Ilmuwan-ilmuwan muslim membukitkan iman mereka dengan
penyelidikan lanjut, diantaranya melalui astrolab ini.
Sekitar abad 9 M, saat bangsa Islam menguasai separuh dunia, naskah-naskah
ilmiah seperti karya astronom Yunani Ptolemeus diterjemahkan ke bahasa Arab.
Dinasti Abbasiyah juga mendapatkan naskah-naskah
Sansekerta yang kaya akan informasi tentang matematika,
astronomi, dan ilmu pengetahuan lainnya.
Observatorium juga banyak dibangun di kota-kota tempat peradaban Islam berada.
Di tempat ini, para ilmuwan memiliki berbagai alat paling canggih masa itu seperti astrolab, kuadran, sekstan, dan jam matahari.
Penetapan Mekah sebagai kiblat mendorong cendikiawan Muslim mempelajari ilmu falak. Sejak abad 13, banyak masjid dibangun memperkerjakan seorang astronom profesional (muwaqqit) sehingga bisa menentukan arah kiblat secara tepat.
Lagi-lagi, komputer saku astrolab jadi panduan utama.
Tidak itu saja, ilmuwan Muslim bisa menentukan tanggal dan hari-hari raya untuk ibadah berdasar pengamatan pada peredaran bulan dan matahari, dan mereka juga bisa membantu orang yang akan naik haji merencanakan rute perjalanan paling efisien ke Mekah.
Ini satu contoh ilmu mutakhir yang hingga kini diakui kebenarannya:
Tahun 1031, Abu Raihan al-Biruni sudah menyebutkan kemungkinan bahwa planet-planet berotasi mengikuti orbit yang elips, bukan bulat.
Mengukur Bumi
Ekspansi Islam ke berbagai belahan bumi menciptakan pembuatan peta bumi ini, termasuk pembuatan globe.
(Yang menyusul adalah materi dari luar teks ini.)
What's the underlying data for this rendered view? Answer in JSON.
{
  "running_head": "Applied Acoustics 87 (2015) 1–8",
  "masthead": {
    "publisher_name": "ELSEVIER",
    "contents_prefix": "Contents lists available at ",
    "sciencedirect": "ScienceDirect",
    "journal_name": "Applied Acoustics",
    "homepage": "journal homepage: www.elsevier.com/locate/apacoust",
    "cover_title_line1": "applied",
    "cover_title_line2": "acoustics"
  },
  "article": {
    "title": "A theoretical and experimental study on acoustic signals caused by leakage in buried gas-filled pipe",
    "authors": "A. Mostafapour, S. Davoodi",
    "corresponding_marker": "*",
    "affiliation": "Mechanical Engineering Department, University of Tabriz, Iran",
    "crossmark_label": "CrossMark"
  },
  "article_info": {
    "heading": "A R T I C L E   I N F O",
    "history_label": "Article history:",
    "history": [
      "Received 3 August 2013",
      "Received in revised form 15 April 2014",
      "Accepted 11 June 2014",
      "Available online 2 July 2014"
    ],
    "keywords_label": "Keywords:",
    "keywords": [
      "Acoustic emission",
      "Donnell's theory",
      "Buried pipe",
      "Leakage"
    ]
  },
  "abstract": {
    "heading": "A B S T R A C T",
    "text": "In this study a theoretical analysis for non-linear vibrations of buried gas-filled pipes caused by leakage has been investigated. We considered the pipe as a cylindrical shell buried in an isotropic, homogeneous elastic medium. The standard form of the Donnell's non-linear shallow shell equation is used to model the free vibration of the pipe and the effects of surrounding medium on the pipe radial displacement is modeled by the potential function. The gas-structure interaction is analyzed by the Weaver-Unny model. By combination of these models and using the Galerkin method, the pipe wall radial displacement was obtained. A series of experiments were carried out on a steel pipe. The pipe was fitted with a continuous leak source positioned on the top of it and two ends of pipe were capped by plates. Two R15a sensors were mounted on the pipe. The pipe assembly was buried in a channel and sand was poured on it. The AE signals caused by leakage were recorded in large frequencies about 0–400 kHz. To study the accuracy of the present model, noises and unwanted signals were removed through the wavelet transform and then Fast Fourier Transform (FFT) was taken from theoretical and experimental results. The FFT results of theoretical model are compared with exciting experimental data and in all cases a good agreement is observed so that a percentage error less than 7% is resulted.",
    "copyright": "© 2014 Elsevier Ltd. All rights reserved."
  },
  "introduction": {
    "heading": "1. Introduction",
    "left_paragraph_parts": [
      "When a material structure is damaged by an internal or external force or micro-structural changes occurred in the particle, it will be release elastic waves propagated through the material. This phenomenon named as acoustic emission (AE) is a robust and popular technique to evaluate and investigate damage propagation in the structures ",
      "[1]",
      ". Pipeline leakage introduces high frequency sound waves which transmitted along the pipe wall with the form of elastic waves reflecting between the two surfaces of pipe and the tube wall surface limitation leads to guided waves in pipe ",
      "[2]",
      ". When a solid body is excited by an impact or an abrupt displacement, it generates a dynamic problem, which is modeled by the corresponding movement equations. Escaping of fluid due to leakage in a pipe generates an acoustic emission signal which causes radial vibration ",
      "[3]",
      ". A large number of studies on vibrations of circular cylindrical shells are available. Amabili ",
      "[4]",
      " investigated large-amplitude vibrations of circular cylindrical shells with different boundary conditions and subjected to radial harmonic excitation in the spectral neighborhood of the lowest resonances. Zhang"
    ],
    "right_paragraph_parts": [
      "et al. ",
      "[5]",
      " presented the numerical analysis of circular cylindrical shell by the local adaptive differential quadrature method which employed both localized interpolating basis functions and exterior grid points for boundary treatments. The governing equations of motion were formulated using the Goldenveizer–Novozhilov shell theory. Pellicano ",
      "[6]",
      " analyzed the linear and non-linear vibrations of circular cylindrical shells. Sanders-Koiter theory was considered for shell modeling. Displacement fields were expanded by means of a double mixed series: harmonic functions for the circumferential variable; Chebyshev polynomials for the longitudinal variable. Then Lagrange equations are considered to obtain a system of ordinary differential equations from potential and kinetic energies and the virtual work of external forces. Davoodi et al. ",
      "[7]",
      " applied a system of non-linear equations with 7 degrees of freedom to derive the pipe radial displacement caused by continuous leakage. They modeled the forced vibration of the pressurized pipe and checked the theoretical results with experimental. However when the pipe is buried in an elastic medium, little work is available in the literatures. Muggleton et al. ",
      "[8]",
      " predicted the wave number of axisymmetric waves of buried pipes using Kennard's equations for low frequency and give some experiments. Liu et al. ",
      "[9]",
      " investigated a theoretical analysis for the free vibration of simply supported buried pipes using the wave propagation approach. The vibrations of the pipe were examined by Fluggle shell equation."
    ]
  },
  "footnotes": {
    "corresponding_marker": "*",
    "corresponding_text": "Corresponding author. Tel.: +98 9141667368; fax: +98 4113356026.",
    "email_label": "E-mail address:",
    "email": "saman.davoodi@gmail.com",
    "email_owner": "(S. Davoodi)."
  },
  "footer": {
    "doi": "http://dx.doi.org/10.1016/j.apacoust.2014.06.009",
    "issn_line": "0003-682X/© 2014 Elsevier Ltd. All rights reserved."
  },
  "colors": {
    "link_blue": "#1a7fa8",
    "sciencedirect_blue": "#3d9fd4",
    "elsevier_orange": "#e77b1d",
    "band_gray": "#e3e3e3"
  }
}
Para pembuat peta berupaya keras melakukan pengukuran yang akurat.
Khalifah al-Makmun pernah mengutus dua tim survei ke Gurun Siria dilengkapi astrolab serta tongkat dan tali pengukur. Dua tim tersebut berjalan berlawan arah hingga mereka mengamati satu derajat perubahan ketinggian Bintang Utara. Hasil perhitungan mereka menunjukkan bahwa jarak yang mereka tempuh sama dengan satu derajat garis Lintang, atau 1/360 keliling bumi.